We were catastrophically struck down by The Curse of the Chicken Tenders not once, but twice. Restaurant staff – please, I appeal to your base humanity by asking you to whizz the child element of any order through first. I don’t care if it comes out suspiciously fast after we’ve ordered it, or arrives a full 45 minutes before the adults food. Either scenario is preferable to every diner at the table salivating over their meal, waiting patiently for the five Chicken Tenders that have seemingly fused back onto the chicken and dashed off home to the “farm”. The first restaurant clean missed them off our order. The second confessed to dropping them (butterfingered Americans). In both cases, four adults were forced to deploy a Level 10 Child Distraction Strategy by use of crayons, repeated sips of fizzy, and Peppa on YouTube. I think we all naively expected Mouse to tell us that we must crack on with our meals as she didn’t want them to go cold on her account.

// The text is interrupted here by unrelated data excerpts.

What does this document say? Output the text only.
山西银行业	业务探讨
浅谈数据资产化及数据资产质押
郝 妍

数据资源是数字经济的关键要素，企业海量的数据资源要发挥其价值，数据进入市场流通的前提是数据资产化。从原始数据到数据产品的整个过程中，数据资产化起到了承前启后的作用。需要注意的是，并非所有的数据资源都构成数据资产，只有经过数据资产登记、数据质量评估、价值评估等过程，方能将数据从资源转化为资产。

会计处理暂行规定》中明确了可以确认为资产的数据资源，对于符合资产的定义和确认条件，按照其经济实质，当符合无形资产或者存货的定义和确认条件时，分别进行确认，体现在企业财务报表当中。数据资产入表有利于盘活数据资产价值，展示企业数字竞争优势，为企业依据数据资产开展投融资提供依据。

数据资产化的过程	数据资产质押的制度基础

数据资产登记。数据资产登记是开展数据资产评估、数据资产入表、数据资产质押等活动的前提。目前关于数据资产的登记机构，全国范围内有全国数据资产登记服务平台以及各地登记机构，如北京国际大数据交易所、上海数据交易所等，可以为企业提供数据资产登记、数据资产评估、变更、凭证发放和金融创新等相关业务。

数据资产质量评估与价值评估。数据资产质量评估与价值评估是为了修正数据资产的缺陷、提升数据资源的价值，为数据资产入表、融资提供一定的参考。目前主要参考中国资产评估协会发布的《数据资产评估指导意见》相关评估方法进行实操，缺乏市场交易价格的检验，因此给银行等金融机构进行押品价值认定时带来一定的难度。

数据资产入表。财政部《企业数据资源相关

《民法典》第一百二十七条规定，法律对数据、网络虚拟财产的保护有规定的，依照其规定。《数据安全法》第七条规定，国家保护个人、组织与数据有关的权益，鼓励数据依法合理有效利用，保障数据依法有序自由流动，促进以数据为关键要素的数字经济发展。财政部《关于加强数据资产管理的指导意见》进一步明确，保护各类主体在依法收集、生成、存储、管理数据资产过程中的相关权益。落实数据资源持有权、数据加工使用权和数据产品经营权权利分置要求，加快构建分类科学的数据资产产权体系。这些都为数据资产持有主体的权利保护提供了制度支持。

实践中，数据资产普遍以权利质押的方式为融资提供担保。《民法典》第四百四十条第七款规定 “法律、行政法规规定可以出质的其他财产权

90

The resulting output, supposedly prioritised in the kitchen, was a plate of breaded chicken strips that were hotter than the earth’s core. I’ve still got the blisters on my fingers to prove it. We eventually struck gold in a Amish restaurant, who very swiftly served Mouse a trio of thermally-perfect dippers atop buttery creamed corn, with a side order of cheer and a water-based fruit drink entirely devoid of E-number fizz. I’ve always liked the Amish.

If you’re having girl problems I feel bad for you son, I’ve got #firstworldproblems and I’m a whingebag mum.